Hechos estos enunciados generales, que puede hacer un convenio para contribuir a estos objetivos centrales, de crear las condiciones para que se favorezcan las inversiones y con ello que se pueda crear empleo genuino.

Un ejemplo es el contenido en el artículo 196 de la Ley de Contrato de Trabajo, que fue revolucionario en su momento.

En dicha norma se establece que la reducción de la jornada máxima legal solamente procederá cuando lo establezcan las disposiciones nacionales reglamentarias de la materia, (que no se han dictado aún) o por vía de una estipulación particular de los contratos individuales o por vía de los Convenios Colectivos de Trabajo.

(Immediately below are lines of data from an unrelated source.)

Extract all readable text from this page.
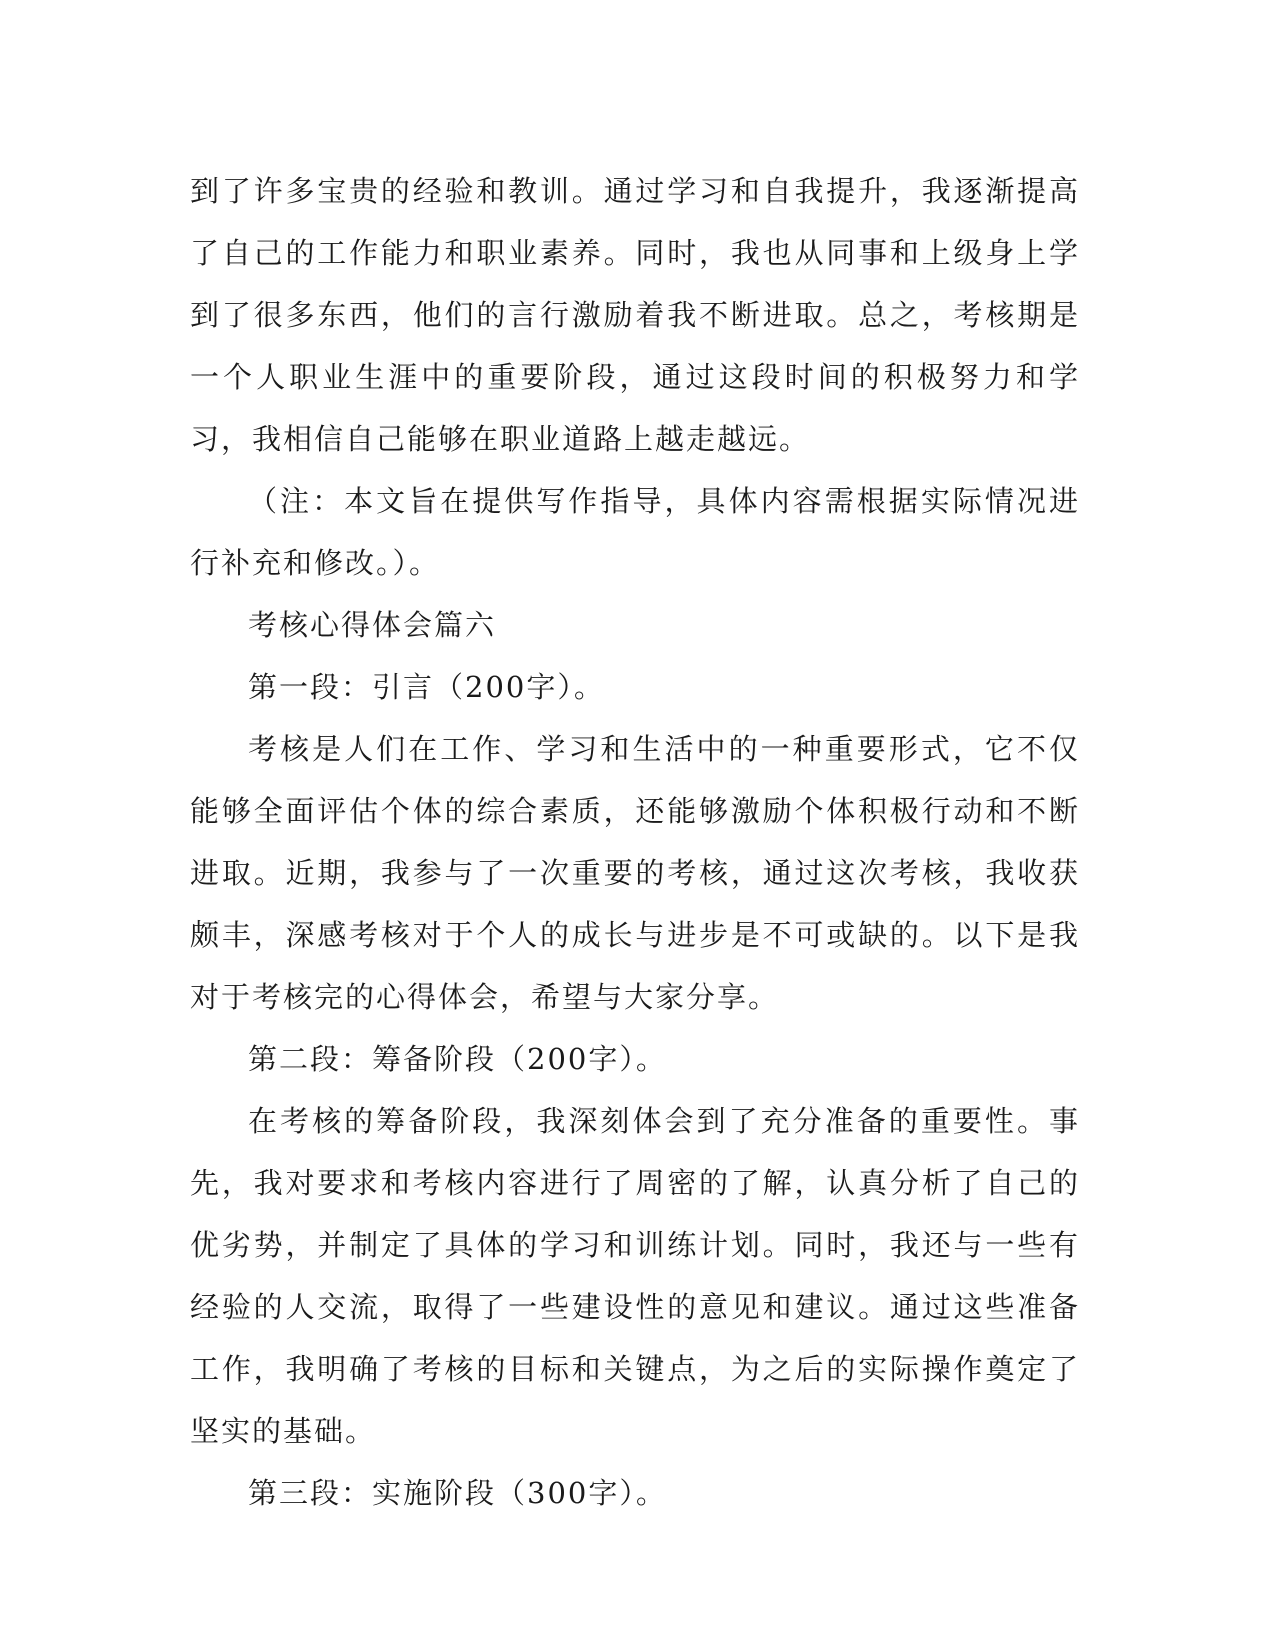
到了许多宝贵的经验和教训。通过学习和自我提升，我逐渐提高了自己的工作能力和职业素养。同时，我也从同事和上级身上学到了很多东西，他们的言行激励着我不断进取。总之，考核期是一个人职业生涯中的重要阶段，通过这段时间的积极努力和学习，我相信自己能够在职业道路上越走越远。

（注：本文旨在提供写作指导，具体内容需根据实际情况进行补充和修改。）。

考核心得体会篇六

第一段：引言（200字）。

考核是人们在工作、学习和生活中的一种重要形式，它不仅能够全面评估个体的综合素质，还能够激励个体积极行动和不断进取。近期，我参与了一次重要的考核，通过这次考核，我收获颇丰，深感考核对于个人的成长与进步是不可或缺的。以下是我对于考核完的心得体会，希望与大家分享。

第二段：筹备阶段（200字）。

在考核的筹备阶段，我深刻体会到了充分准备的重要性。事先，我对要求和考核内容进行了周密的了解，认真分析了自己的优劣势，并制定了具体的学习和训练计划。同时，我还与一些有经验的人交流，取得了一些建设性的意见和建议。通过这些准备工作，我明确了考核的目标和关键点，为之后的实际操作奠定了坚实的基础。

第三段：实施阶段（300字）。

Estos últimos podrán establecer métodos de cálculo de la jornada máxima en base a promedio, de acuerdo con las características de la actividad, como ocurrió en Minera Lumbrera, en Barrick, y en Freddo, Parque de la Costa, en Toyota y otras. (Artículo sustituido por art. 25 de la Ley N´ 24.013 B.O. 17/12/1991). En otros términos, la norma permite, a través de los convenios colectivos establecer regímenes de jornada adecuados a cada actividad o empresa, con la única condición de que se respeten en promedio los topes legales, y en su caso, los descansos diario y semanal. Este capítulo solo, tiene un sinnúmero de aplicaciones funcionales, adaptadas a las nuevas formas de organizar el trabajo, y a las nuevas tecnologías.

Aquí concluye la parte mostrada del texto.